In a nursing station adjoining the ICU, Schwartz meets with team members to discuss how to create more room for children waiting in the emergency department amid staff shortages.
“We have one room that has six flu patients so we’ve moved patients,” said Lee-Ann Williams, a registered nurse on the floor. “We have a patient that we’re holding in emerg that is on BiPap [a breathing machine] that needs to come.
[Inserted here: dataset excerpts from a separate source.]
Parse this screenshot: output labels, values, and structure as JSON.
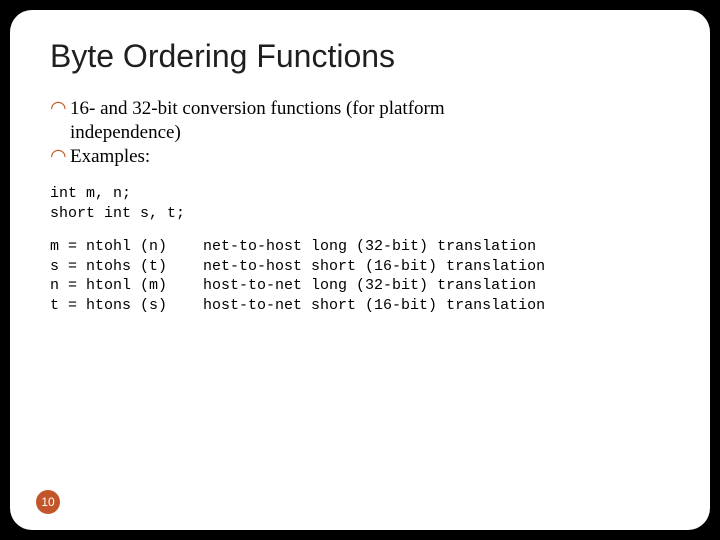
{
  "title": "Byte Ordering Functions",
  "bullets": [
    {
      "first": "16- and 32-bit conversion functions (for platform",
      "cont": "independence)"
    },
    {
      "first": "Examples:",
      "cont": ""
    }
  ],
  "code": {
    "decl": "int m, n;\nshort int s, t;",
    "lines": "m = ntohl (n)    net-to-host long (32-bit) translation\ns = ntohs (t)    net-to-host short (16-bit) translation\nn = htonl (m)    host-to-net long (32-bit) translation\nt = htons (s)    host-to-net short (16-bit) translation"
  },
  "page": "10"
}
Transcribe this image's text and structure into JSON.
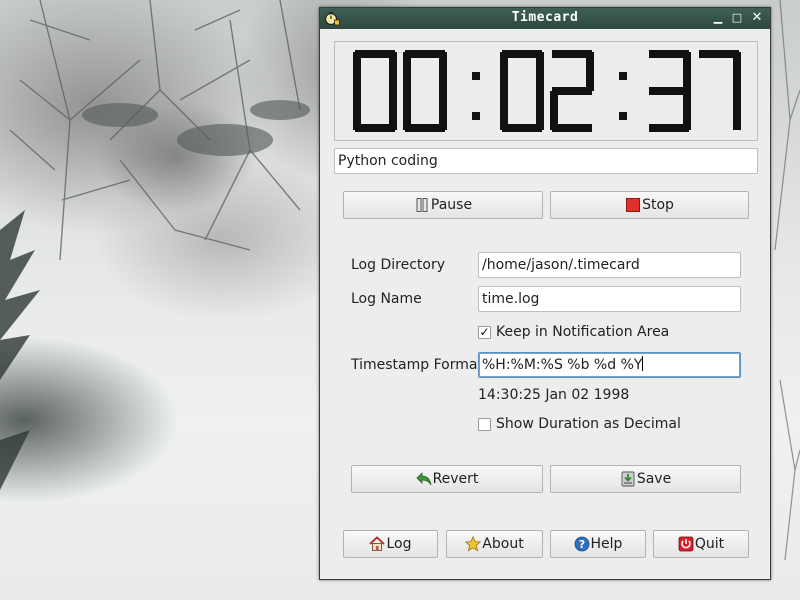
{
  "window": {
    "title": "Timecard"
  },
  "clock": {
    "hours": "00",
    "minutes": "02",
    "seconds": "37"
  },
  "task_field": {
    "value": "Python coding"
  },
  "controls": {
    "pause_label": "Pause",
    "stop_label": "Stop"
  },
  "settings": {
    "log_directory_label": "Log Directory",
    "log_directory_value": "/home/jason/.timecard",
    "log_name_label": "Log Name",
    "log_name_value": "time.log",
    "keep_in_notification_label": "Keep in Notification Area",
    "keep_in_notification_checked": true,
    "timestamp_format_label": "Timestamp Format",
    "timestamp_format_value": "%H:%M:%S %b %d %Y",
    "timestamp_preview": "14:30:25 Jan 02 1998",
    "show_duration_decimal_label": "Show Duration as Decimal",
    "show_duration_decimal_checked": false
  },
  "settings_buttons": {
    "revert_label": "Revert",
    "save_label": "Save"
  },
  "footer_buttons": {
    "log_label": "Log",
    "about_label": "About",
    "help_label": "Help",
    "quit_label": "Quit"
  },
  "colors": {
    "titlebar": "#34504a",
    "stop_icon": "#e0302a",
    "quit_icon": "#d8202a",
    "help_icon": "#2f6fc0",
    "about_icon": "#f1c232",
    "revert_icon": "#3a9a3a"
  }
}
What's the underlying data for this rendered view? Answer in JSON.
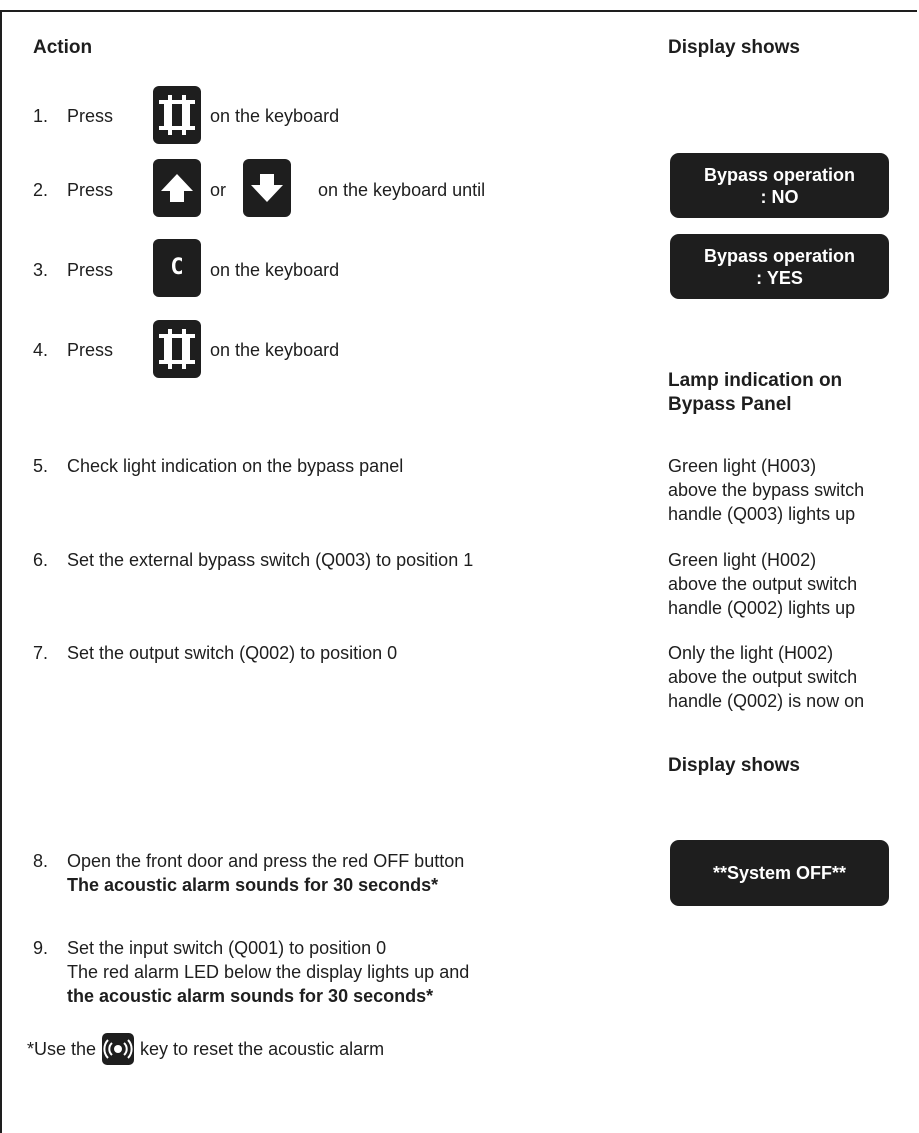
{
  "headers": {
    "action": "Action",
    "display_shows": "Display shows",
    "lamp_indication": "Lamp indication on Bypass Panel",
    "display_shows_2": "Display shows"
  },
  "steps": [
    {
      "num": "1.",
      "press": "Press",
      "after": "on the keyboard"
    },
    {
      "num": "2.",
      "press": "Press",
      "or": "or",
      "after": "on the keyboard until"
    },
    {
      "num": "3.",
      "press": "Press",
      "after": "on the keyboard",
      "key_label": "C"
    },
    {
      "num": "4.",
      "press": "Press",
      "after": "on the keyboard"
    },
    {
      "num": "5.",
      "text": "Check light indication on the bypass panel"
    },
    {
      "num": "6.",
      "text": "Set the external bypass switch (Q003) to position 1"
    },
    {
      "num": "7.",
      "text": "Set the output switch (Q002) to position 0"
    },
    {
      "num": "8.",
      "line1": "Open the front door and press the red OFF button",
      "line2": "The acoustic alarm sounds for 30 seconds*"
    },
    {
      "num": "9.",
      "line1": "Set the input switch (Q001) to position 0",
      "line2": "The red alarm LED below the display lights up and",
      "line3": "the acoustic alarm sounds for 30 seconds*"
    }
  ],
  "displays": {
    "bypass_no": {
      "line1": "Bypass operation",
      "line2": ": NO"
    },
    "bypass_yes": {
      "line1": "Bypass operation",
      "line2": ": YES"
    },
    "system_off": "**System OFF**"
  },
  "lamps": [
    {
      "line1": "Green light (H003)",
      "line2": "above the bypass switch",
      "line3": "handle (Q003) lights up"
    },
    {
      "line1": "Green light (H002)",
      "line2": "above the output switch",
      "line3": "handle (Q002) lights up"
    },
    {
      "line1": "Only the light (H002)",
      "line2": "above the output switch",
      "line3": "handle (Q002) is now on"
    }
  ],
  "footnote": {
    "before": "*Use the",
    "after": "key  to reset the acoustic alarm"
  },
  "icons": {
    "menu_key": "frame-icon",
    "up_key": "arrow-up-icon",
    "down_key": "arrow-down-icon",
    "alarm_key": "alarm-reset-icon"
  },
  "colors": {
    "ink": "#1e1e1e",
    "background": "#ffffff"
  }
}
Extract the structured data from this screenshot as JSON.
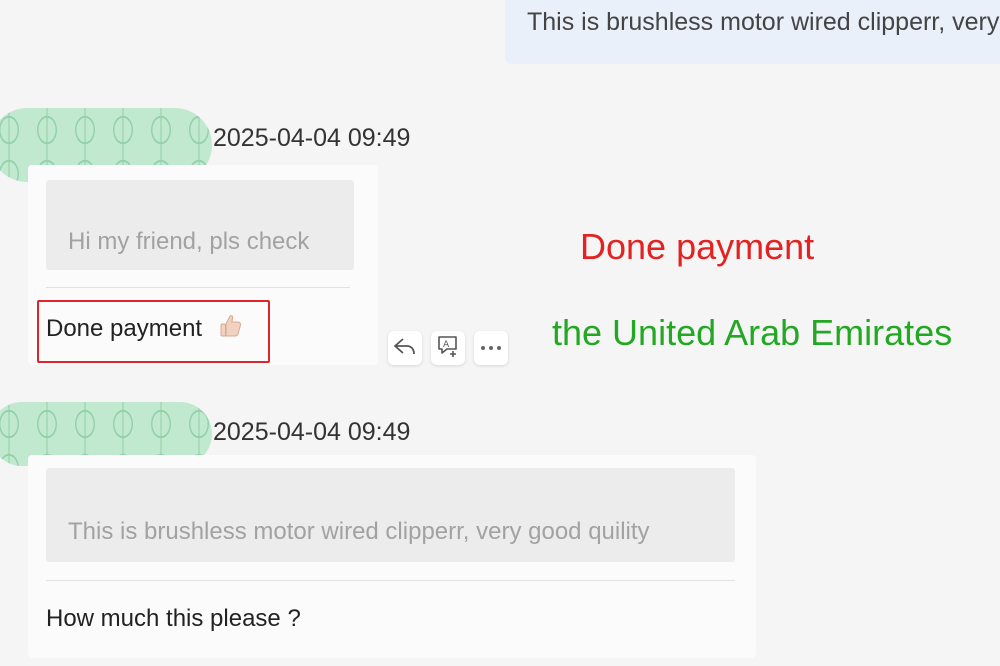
{
  "top_outgoing": {
    "text": "This is brushless motor wired clipperr, very good quility"
  },
  "messages": [
    {
      "timestamp": "2025-04-04 09:49",
      "quote": "Hi my friend, pls check",
      "text": "Done payment"
    },
    {
      "timestamp": "2025-04-04 09:49",
      "quote": "This is brushless motor wired clipperr, very good quility",
      "text": "How much this please ?"
    }
  ],
  "actions": [
    {
      "icon": "reply-icon"
    },
    {
      "icon": "translate-icon"
    },
    {
      "icon": "more-icon"
    }
  ],
  "annotations": {
    "payment_note": "Done payment",
    "country_note": "the United Arab Emirates"
  },
  "colors": {
    "annotation_red": "#e32222",
    "annotation_green": "#23a823",
    "highlight_border": "#e0242b"
  }
}
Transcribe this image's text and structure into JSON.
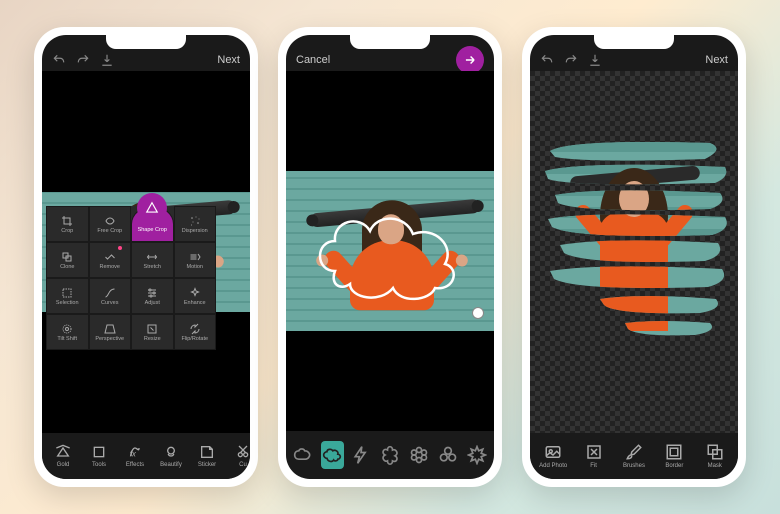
{
  "phone1": {
    "topbar": {
      "next": "Next"
    },
    "tools": [
      {
        "id": "crop",
        "label": "Crop"
      },
      {
        "id": "freecrop",
        "label": "Free Crop"
      },
      {
        "id": "shapecrop",
        "label": "Shape Crop",
        "selected": true
      },
      {
        "id": "dispersion",
        "label": "Dispersion"
      },
      {
        "id": "clone",
        "label": "Clone"
      },
      {
        "id": "remove",
        "label": "Remove",
        "badge": true
      },
      {
        "id": "stretch",
        "label": "Stretch"
      },
      {
        "id": "motion",
        "label": "Motion"
      },
      {
        "id": "selection",
        "label": "Selection"
      },
      {
        "id": "curves",
        "label": "Curves"
      },
      {
        "id": "adjust",
        "label": "Adjust"
      },
      {
        "id": "enhance",
        "label": "Enhance"
      },
      {
        "id": "tiltshift",
        "label": "Tilt Shift"
      },
      {
        "id": "perspective",
        "label": "Perspective"
      },
      {
        "id": "resize",
        "label": "Resize"
      },
      {
        "id": "fliprotate",
        "label": "Flip/Rotate"
      }
    ],
    "bottom": [
      {
        "id": "gold",
        "label": "Gold"
      },
      {
        "id": "tools",
        "label": "Tools"
      },
      {
        "id": "effects",
        "label": "Effects"
      },
      {
        "id": "beautify",
        "label": "Beautify"
      },
      {
        "id": "sticker",
        "label": "Sticker"
      },
      {
        "id": "cutout",
        "label": "Cu"
      }
    ]
  },
  "phone2": {
    "topbar": {
      "cancel": "Cancel"
    },
    "shapes": [
      {
        "id": "cloud-outline"
      },
      {
        "id": "cloud-filled",
        "selected": true
      },
      {
        "id": "lightning"
      },
      {
        "id": "flower-5"
      },
      {
        "id": "flower-6"
      },
      {
        "id": "clover"
      },
      {
        "id": "burst"
      }
    ]
  },
  "phone3": {
    "topbar": {
      "next": "Next"
    },
    "bottom": [
      {
        "id": "addphoto",
        "label": "Add Photo"
      },
      {
        "id": "fit",
        "label": "Fit"
      },
      {
        "id": "brushes",
        "label": "Brushes"
      },
      {
        "id": "border",
        "label": "Border"
      },
      {
        "id": "mask",
        "label": "Mask"
      }
    ]
  }
}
I don’t have a spot for that patient.”
Hospital officials say the feel stuck right now.
“We’re doing our best to get those patients out so we can admit others,” said Jackie Hubbert, executive director of critical care services. “I’m a little bit handcuffed to be honest.”
Schwartz responds to her by saying help is coming from different parts of the hospital. But as SickKids and other pediatric centres across Canada are flooded by worried parents, there is a risk that a child may not be seen by doctors in time.
“What keeps us up at night is that some child who really needs our care is going to be stuck somewhere else and unable to get in here,” he said.
As the cold, flu, RSV and COVID-19 season kicks into high gear, the doctors and staff at SickKids hope pharmacy shelves will soon be filled with Tylenol and other medicine to help children. But in order to keep the hospital for those who need it most, Schwartz said it’s important to be fully vaccinated and wear masks in crowded situations.
“Anything we can do to decrease the spread of these diseases in the community is a help to us, but more importantly, it’s a help to your child.”